There will always be a residual. A spec asks for the wrong system. Generated code passes every test but behaves incorrectly in production. An integration assumption slips past the entire test suite. The human’s job is not to verify every output, which does not scale. It is to watch for what the harness missed and feed corrections back upstream. A failure caught in production becomes a new fitness function. A spec that produced misleading code becomes a clearer spec. A pattern of brittle generation becomes a refinement to the prompt or the bounded context.

Reflection appears to sit last in the sequence, but applies at every layer. After every decomposition choice, every cross-cutting decision, every spec change, every harness addition. The discipline is to keep the touches light. SDD’s value comes from speed, and intervening at every step erases that gain. The aim is to step in where the system needs human judgment and let it run where it does not.

This is the layer that improves the system over time. Without it, the same errors recur. With it, every cycle of generation makes the next one more reliable.

Back to the Original Question

I started with one question. Front-loaded specification or continuously evolving? The answer, once the five layers are in place, is that the choice becomes a property of the work, not a team preference. A bounded context with a stable, well-understood domain and high coordination cost calls for front-loaded specification. A context with exploratory work, fast feedback, and emergent requirements calls for continuously evolving specification. Most enterprise systems contain both kinds of work, often within the same system, sometimes within the same context over time.

Three spec-style timelines: upfront, evolving, and hybrid

The original LinkedIn debate framed this as a binary choice. It is not. It is a per-context decision, made within a system that supports either mode through the five layers above. The choice is real and matters; it just stops being the central question once the layers are in place.

The System, Not the Spec

The quality of AI-assisted output is bounded by the system around the generation, not by the model alone. Better models help, but they hit a ceiling determined by how well you decomposed, how well the cross-cutting concerns are settled, how well you specified, how rigorous the harness is, and how disciplined the reflection cycle is. PoCs make SDD look easy because the surrounding system is small enough to compensate for sloppy harnesses and rough specs. Enterprise systems do not have that luxury. The surrounding system has to be stronger.

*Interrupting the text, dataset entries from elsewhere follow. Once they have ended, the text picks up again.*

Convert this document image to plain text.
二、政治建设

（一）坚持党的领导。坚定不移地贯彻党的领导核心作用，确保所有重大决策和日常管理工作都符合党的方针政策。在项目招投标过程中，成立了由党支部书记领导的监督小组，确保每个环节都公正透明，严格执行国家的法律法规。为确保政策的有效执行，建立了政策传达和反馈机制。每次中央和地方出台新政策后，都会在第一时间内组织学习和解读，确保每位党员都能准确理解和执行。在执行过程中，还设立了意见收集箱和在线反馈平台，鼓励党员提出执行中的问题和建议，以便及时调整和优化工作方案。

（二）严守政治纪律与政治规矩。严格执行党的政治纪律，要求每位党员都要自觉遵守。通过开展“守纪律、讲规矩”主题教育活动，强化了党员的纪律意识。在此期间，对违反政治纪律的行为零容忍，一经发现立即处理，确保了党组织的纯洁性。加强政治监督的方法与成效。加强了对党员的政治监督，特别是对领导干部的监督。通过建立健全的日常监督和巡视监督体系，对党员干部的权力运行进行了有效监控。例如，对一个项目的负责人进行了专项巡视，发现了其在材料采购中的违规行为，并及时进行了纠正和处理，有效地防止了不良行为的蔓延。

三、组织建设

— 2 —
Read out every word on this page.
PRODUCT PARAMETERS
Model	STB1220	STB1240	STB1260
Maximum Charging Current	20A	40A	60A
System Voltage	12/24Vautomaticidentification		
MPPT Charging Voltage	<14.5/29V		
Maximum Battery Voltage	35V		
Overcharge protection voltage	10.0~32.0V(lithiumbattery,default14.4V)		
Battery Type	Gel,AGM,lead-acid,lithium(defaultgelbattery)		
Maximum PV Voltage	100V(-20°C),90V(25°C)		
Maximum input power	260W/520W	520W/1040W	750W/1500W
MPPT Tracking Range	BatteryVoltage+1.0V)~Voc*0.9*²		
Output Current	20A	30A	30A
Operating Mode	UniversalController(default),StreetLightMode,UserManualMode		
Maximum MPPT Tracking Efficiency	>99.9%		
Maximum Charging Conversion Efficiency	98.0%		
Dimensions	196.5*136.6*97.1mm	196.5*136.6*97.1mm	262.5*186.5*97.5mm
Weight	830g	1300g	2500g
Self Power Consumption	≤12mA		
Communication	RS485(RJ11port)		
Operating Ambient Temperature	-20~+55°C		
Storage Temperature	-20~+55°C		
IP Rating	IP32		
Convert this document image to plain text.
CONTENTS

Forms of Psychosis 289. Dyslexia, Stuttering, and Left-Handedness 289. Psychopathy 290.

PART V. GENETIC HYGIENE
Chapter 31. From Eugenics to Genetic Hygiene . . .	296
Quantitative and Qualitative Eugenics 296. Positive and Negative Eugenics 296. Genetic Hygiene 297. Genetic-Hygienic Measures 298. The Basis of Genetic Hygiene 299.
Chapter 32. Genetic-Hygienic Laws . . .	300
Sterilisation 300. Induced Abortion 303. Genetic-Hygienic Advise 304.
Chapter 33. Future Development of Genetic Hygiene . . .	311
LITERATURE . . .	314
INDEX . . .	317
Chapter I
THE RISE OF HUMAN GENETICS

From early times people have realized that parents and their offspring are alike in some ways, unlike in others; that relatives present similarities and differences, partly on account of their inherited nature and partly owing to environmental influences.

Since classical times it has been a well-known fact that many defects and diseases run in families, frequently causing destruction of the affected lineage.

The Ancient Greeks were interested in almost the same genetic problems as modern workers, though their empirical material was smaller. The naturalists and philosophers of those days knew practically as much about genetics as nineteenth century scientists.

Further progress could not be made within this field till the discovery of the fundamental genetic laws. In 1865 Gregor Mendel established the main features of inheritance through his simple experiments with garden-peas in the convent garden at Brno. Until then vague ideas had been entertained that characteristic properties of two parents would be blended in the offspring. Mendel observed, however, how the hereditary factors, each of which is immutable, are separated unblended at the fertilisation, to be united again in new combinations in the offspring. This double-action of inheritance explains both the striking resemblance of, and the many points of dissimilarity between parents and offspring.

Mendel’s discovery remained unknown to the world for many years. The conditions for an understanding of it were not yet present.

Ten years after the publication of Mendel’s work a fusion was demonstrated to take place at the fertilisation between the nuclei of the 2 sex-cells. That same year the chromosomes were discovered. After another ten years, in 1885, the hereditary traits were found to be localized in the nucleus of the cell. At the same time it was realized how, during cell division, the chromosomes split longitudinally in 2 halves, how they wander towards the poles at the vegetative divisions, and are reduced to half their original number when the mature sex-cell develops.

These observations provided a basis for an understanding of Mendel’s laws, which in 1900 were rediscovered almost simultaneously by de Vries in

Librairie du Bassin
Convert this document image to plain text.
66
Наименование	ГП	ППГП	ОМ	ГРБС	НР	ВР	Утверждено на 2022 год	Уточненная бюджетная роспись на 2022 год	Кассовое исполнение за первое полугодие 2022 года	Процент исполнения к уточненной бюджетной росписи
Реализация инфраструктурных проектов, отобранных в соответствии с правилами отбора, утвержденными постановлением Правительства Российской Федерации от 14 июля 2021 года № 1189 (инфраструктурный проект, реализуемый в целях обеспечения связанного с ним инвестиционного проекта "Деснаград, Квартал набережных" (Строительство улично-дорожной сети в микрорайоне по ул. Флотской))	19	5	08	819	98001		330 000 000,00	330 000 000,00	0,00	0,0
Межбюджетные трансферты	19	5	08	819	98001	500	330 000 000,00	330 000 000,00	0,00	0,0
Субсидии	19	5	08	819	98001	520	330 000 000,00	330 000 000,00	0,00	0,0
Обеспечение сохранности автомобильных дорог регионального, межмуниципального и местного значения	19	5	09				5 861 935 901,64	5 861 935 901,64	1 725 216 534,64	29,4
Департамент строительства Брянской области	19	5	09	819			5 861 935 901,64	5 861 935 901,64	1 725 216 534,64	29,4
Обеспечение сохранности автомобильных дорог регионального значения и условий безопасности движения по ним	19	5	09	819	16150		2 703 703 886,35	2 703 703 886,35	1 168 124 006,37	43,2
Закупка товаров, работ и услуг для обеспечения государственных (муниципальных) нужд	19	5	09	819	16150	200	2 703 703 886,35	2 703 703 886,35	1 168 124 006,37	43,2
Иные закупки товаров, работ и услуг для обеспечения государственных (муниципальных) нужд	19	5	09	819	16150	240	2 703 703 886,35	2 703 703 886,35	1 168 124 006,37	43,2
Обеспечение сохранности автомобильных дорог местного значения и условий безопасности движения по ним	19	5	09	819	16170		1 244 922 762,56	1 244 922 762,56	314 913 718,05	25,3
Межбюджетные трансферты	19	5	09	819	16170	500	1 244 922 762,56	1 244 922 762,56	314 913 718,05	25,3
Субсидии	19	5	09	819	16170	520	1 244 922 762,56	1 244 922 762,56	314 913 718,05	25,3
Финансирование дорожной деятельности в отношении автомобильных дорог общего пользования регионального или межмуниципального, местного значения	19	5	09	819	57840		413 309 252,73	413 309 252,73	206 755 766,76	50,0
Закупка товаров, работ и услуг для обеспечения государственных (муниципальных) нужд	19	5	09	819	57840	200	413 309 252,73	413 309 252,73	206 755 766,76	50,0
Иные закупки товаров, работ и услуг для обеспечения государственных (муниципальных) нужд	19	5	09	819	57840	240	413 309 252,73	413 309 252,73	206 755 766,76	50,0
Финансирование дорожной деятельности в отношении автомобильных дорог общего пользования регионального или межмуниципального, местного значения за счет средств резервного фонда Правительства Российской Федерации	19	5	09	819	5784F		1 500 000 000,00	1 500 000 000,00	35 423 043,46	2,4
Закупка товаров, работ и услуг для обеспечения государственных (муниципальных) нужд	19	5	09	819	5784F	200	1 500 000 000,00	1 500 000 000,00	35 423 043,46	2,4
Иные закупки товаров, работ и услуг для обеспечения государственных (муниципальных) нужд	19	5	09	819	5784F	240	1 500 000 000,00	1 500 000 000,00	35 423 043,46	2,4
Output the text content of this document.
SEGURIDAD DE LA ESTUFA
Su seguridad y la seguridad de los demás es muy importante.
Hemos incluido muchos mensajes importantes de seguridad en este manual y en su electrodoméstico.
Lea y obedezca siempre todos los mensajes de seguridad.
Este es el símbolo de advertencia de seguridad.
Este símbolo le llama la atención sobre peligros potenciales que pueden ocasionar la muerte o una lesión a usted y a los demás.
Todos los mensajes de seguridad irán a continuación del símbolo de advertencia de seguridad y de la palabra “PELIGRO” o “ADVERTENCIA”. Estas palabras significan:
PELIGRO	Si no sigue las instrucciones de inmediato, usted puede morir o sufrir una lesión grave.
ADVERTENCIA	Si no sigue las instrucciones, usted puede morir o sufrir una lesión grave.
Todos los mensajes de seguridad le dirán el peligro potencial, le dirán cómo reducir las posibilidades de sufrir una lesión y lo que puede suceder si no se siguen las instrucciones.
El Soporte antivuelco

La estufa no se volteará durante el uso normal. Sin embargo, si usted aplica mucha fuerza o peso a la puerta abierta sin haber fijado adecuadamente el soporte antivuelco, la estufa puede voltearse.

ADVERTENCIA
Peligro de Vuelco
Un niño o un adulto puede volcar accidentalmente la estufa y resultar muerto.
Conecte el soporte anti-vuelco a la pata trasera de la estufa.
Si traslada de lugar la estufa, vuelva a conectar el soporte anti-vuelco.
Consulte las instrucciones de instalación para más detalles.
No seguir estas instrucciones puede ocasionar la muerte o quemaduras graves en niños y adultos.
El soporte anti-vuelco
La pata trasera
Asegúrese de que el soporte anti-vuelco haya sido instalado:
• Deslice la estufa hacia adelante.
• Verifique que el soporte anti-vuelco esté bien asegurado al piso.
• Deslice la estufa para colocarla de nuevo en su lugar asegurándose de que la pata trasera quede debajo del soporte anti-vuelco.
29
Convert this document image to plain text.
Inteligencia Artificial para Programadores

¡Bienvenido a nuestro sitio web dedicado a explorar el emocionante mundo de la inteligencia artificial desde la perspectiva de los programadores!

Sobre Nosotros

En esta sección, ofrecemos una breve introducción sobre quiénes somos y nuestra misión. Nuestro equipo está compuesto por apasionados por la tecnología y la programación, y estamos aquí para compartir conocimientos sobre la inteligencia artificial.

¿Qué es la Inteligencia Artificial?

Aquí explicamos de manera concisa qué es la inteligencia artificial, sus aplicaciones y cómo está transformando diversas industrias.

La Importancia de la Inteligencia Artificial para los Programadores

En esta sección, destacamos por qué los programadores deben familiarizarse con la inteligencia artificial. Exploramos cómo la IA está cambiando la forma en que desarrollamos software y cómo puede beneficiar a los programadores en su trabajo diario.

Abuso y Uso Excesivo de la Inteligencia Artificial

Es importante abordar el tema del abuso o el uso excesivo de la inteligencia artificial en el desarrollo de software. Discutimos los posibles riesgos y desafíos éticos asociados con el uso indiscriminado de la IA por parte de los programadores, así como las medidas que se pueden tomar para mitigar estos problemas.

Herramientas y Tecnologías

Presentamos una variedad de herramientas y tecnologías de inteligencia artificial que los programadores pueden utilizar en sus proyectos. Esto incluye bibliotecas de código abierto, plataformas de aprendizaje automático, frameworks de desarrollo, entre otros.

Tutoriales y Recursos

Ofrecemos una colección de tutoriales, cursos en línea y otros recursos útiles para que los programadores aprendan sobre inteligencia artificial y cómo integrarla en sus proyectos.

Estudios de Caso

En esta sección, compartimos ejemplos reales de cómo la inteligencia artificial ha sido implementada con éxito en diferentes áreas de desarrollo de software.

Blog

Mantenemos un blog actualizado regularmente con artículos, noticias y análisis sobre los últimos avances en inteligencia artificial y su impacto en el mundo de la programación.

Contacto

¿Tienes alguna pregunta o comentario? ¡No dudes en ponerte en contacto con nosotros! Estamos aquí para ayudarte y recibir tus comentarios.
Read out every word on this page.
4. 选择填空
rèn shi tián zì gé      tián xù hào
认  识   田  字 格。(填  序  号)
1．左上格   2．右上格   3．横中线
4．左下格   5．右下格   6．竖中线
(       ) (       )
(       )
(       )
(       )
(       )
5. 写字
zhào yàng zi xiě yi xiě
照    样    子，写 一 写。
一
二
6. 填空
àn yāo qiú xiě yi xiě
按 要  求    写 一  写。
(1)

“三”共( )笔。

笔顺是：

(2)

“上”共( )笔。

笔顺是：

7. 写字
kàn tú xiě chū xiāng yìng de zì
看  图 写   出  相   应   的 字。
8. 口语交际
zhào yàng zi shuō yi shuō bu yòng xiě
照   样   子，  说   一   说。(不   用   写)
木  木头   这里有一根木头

This is the part of Spec-Driven Development that is missing from most of the discussion. The spec is one of five layers, and the other four are doing at least as much work.

These five layers are the ones I keep coming back to. When SDD works at scale, all five are present. When it fails, at least one is missing or underdeveloped. The methodology debates everyone is having (front-loaded versus evolving, OpenSpec versus Spec Kit) are downstream of whether these five layers are in place.

I do not have enough data to claim this model is complete. It is what my experience tells me, and I am proposing it to be tested. If your experience suggests a layer that should not be here, or one that is missing, I want to know.